Photonic integrated circuits offer the potential of realizing low-cost,  compact optical functions. Silicon-on-insulator (SOI) is a promising  material platform for this photonic integration, as one can rely on the  massive electronics processing infrastructure to process the optical  components. However, the integration of a Si laser is hampered by its  indirect bandgap. Here, we present the integration of a direct bandgap  III-V epitaxial layer on top of the SOI waveguide layer by means of a  die-to-wafer bonding process in order to realize near-infrared laser  emission on and coupled to SOI.

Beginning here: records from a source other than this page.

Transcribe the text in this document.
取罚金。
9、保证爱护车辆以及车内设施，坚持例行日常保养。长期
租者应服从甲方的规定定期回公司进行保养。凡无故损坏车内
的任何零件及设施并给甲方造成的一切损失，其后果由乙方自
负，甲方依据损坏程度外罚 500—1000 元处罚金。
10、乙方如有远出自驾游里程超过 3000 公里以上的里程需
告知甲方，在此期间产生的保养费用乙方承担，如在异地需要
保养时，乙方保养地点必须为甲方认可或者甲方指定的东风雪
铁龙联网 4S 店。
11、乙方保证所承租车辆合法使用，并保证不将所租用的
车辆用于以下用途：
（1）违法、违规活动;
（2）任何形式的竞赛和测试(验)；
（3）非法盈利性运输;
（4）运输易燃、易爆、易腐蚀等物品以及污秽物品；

Two techniques for semiconductor wafer bonding have been  investigated. In the first approach, adhesive semiconductor wafer  bonding18 using the thermosetting polymer divinylsiloxanebenzocyclobutene (DVS-BCB) as a bonding agent has been developed,  while in the second approach, molecular wafer bonding has been  investigated20. Both approaches are schematically outlined in Fig. 3.

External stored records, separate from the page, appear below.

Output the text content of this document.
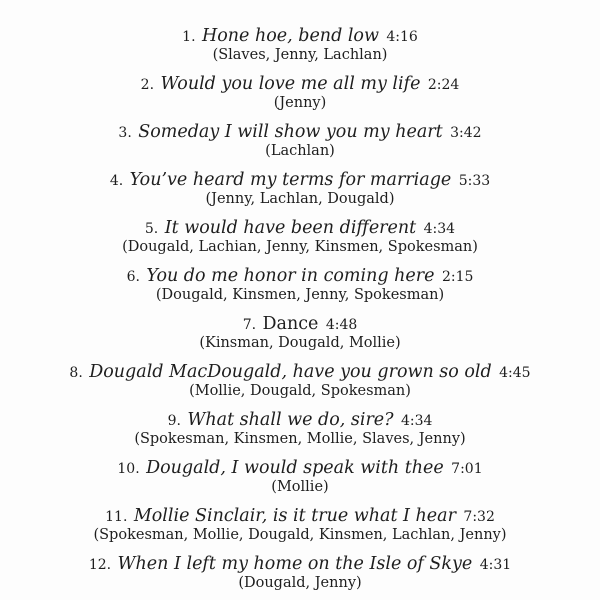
1. Hone hoe, bend low 4:16
(Slaves, Jenny, Lachlan)
2. Would you love me all my life 2:24
(Jenny)
3. Someday I will show you my heart 3:42
(Lachlan)
4. You’ve heard my terms for marriage 5:33
(Jenny, Lachlan, Dougald)
5. It would have been different 4:34
(Dougald, Lachian, Jenny, Kinsmen, Spokesman)
6. You do me honor in coming here 2:15
(Dougald, Kinsmen, Jenny, Spokesman)
7. Dance 4:48
(Kinsman, Dougald, Mollie)
8. Dougald MacDougald, have you grown so old 4:45
(Mollie, Dougald, Spokesman)
9. What shall we do, sire? 4:34
(Spokesman, Kinsmen, Mollie, Slaves, Jenny)
10. Dougald, I would speak with thee 7:01
(Mollie)
11. Mollie Sinclair, is it true what I hear 7:32
(Spokesman, Mollie, Dougald, Kinsmen, Lachlan, Jenny)
12. When I left my home on the Isle of Skye 4:31
(Dougald, Jenny)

In adhesive wafer bonding, an oligomer solution of DVS-BCB is  spin coated onto the processed SOI waveguide circuit. This process  planarizes the waveguide topography. After spin coating, a baking step at 150°C removes residual solvent in the spin-coated film, while a short  baking step at 250°C transforms the liquid DVS-BCB into a sol/gel  rubber by partial polymerization. The preparation of the InP/InGaAsP  epitaxial layer surface is optimized to achieve a high bonding strength.  A HF surface treatment improves the bonding strength by chemical  modification of the III-V surface. After attachment of the III-V dies, the  wafer stack is cured at 250°C for 1 hour to polymerize the DVS-BCB  completely. A uniform pressure is applied to the wafer stack during  curing to achieve a close contact between both surfaces. DVS-BCB  was chosen as the bonding agent because of its optical transparency,  excellent planarization properties, low curing temperature, the fact  that no outgassing occurs during cure, and its high glass transition  temperature (>350°C), which determines the available post-bonding  thermal budget for the fabrication of the laser diodes.

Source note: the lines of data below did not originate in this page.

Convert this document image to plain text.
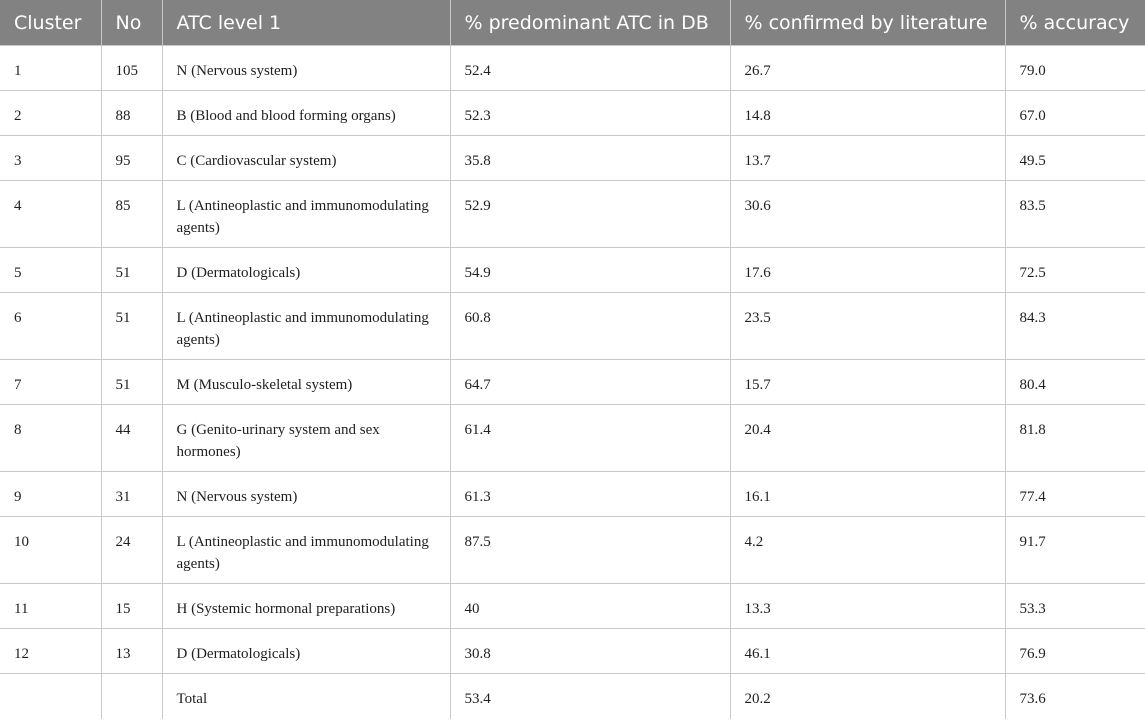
Cluster	No	ATC level 1	% predominant ATC in DB	% confirmed by literature	% accuracy
1	105	N (Nervous system)	52.4	26.7	79.0
2	88	B (Blood and blood forming organs)	52.3	14.8	67.0
3	95	C (Cardiovascular system)	35.8	13.7	49.5
4	85	L (Antineoplastic and immunomodulating agents)	52.9	30.6	83.5
5	51	D (Dermatologicals)	54.9	17.6	72.5
6	51	L (Antineoplastic and immunomodulating agents)	60.8	23.5	84.3
7	51	M (Musculo-skeletal system)	64.7	15.7	80.4
8	44	G (Genito-urinary system and sex hormones)	61.4	20.4	81.8
9	31	N (Nervous system)	61.3	16.1	77.4
10	24	L (Antineoplastic and immunomodulating agents)	87.5	4.2	91.7
11	15	H (Systemic hormonal preparations)	40	13.3	53.3
12	13	D (Dermatologicals)	30.8	46.1	76.9
		Total	53.4	20.2	73.6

In the molecular wafer bonding approach, the processed SOI  wafer surface is coated with an SiO2 cladding layer and planarization  is achieved by chemical mechanical polishing (CMP). Subsequently,  the III-V epitaxial layer structure is coated with SiO2 and, if  needed, a touch-polish CMP step can be used to reduce the surface  microroughness, necessary to achieve molecular bonding. This is  because of the short range of the van der Waals attraction forces on  which the molecular bonding relies. For the approach to be successful,  the surfaces of both wafers must be in contact on the atomic scale.  Typically, a root mean squared (RMS) microroughness of 0.5 nm is  required to achieve molecular adhesion. After surface planarization  and reduction of the microroughness by CMP, both wafer surfaces are  chemically activated. Hydrophilic SiO2 surfaces can be achieved by  both wet chemical treatment and plasma activation. Van der Waals  interactions between both surfaces is achieved when the two activated  wafer surfaces are attached to each other because of the presence of  a H2O interface layer, which is readily adsorbed at the wafer surface.  During annealing of the bonded stack, H2O molecules are removed  from the bonding interface, leaving a covalent bond between the  SiO2 surfaces. In other work, the processed SOI waveguide is not  planarized and the III-V die is directly bonded onto the SOI waveguide  topography, leading to air gaps in the bonded stack.

Fig3

After bonding of the III-V dies to the SOI waveguide wafer, the  InP growth substrate is removed using a combination of mechanical  grinding and wet chemical etching using 3HCl:H2O until an InGaAs  etch stop layer is reached. After substrate removal, the bonded  epitaxial layer stack is ready for device processing. An example of an  InP/InGaAsP epitaxial film transferred to an SOI waveguide circuit using  DVS-BCB is shown in Fig. 4.

While this approach requires a dedicated structure to couple light  from the III-V layer to the SOI waveguide circuit, because of the  presence of the DVS-BCB bonding layer, the use of hybrid waveguide  structures, in which the laser waveguide mode is partially located  in the Si waveguide core while it experiences gain from the III-V  layer, has been demonstrated as well in other work. This approach,  however, relies on a relatively thick Si waveguide core layer (690 nm).  Scaling this approach to Si waveguide core layers λ/2n thick as used  in this work, which are required for high density integration, is not  straightforward.